Thursday, October 30, 2008

week.eight

on monday, we discussed the topic of 'named repetition'. essentially, if a function has no loop/recursion, we can trace the sequence of statements one by one and prove that it is correct by stating the return value. otherwise, if the function contains a loop, then there exists a loop invariant that works as an indicator of the loop's iterations and it is true for every iteration of the loop. there are two things to prove when proving a program with loop(s): partial correctness and termination. we applied this to proving a program on power/exponents as an example. as it turns out, a loop invariant helps to prove partial correctness, but proving loop invariant itself may not depend on the postcondition (usually precondition, though). in the end, a correct iterative/recursive program means that the precondition implies the postcondition.

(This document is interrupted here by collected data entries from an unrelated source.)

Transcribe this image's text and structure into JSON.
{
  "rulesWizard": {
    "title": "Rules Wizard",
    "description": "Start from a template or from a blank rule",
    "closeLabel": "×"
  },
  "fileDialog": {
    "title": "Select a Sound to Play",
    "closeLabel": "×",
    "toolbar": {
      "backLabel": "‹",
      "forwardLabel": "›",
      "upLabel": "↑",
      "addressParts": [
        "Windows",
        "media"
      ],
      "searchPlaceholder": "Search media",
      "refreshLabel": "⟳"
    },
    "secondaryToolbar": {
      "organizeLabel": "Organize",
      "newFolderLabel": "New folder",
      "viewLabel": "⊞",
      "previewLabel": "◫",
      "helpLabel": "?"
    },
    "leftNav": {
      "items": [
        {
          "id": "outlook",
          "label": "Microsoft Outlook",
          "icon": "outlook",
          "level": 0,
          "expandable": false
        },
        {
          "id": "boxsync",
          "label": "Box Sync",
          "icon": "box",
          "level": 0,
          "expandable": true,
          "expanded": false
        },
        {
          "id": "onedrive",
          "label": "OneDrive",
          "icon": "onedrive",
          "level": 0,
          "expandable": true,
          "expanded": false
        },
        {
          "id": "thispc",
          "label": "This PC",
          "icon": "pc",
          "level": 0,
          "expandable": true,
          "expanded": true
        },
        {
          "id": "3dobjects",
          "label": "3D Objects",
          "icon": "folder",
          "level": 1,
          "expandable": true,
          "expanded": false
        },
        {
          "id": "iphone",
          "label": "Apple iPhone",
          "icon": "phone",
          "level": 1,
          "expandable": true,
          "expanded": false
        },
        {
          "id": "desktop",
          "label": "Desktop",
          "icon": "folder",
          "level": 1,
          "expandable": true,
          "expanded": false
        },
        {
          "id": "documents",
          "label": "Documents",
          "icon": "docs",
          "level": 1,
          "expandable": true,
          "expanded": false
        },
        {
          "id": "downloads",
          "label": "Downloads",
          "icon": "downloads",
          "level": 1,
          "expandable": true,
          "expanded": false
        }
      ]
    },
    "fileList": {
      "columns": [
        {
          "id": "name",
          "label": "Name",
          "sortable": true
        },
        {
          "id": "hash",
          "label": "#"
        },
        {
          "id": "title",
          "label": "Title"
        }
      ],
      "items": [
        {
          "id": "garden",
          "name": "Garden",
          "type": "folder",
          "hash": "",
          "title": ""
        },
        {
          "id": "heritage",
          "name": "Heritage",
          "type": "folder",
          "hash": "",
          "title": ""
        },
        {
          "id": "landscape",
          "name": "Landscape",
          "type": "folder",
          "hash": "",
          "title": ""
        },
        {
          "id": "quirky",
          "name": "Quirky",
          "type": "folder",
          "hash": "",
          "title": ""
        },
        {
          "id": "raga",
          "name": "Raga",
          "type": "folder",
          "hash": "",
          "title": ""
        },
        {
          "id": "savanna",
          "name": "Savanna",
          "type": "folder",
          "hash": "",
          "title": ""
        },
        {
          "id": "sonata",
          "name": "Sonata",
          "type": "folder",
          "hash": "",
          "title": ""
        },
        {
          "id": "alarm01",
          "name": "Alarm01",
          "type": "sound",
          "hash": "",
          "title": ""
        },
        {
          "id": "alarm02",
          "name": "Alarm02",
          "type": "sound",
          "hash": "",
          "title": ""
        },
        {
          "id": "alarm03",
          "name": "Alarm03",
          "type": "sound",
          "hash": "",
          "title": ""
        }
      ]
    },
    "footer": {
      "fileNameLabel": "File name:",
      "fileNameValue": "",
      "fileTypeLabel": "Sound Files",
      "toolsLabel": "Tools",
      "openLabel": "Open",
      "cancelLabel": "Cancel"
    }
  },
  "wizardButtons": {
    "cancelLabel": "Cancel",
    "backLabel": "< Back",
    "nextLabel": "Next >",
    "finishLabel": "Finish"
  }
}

on wednesday, we continued on with our pow program. partial correctness is pretty much works like proving by simple induction (using the loop invariant), and to prove that the loop (and consequently the program) terminates is to find a (strictly) decreasing sequence such that i is the loop index and prove that E_(i+1) < E_i. what i thought the hardest part in proving an iterative program is finding a suitable loop invariant, because they could be anything and one is better than the other - the challenge is finding one that is the best. one thing for sure that i find is that the expression(s) in the loop invariant will involve some (if not all) the program's variable - but it is also important that we don't use these variables explicitly in the induction, rather set the variale, say v, as v_i, where v_i is the value of v in the ith iteration.

on friday, i was late =D. i shall refer to the course slide to catch up (hopefully).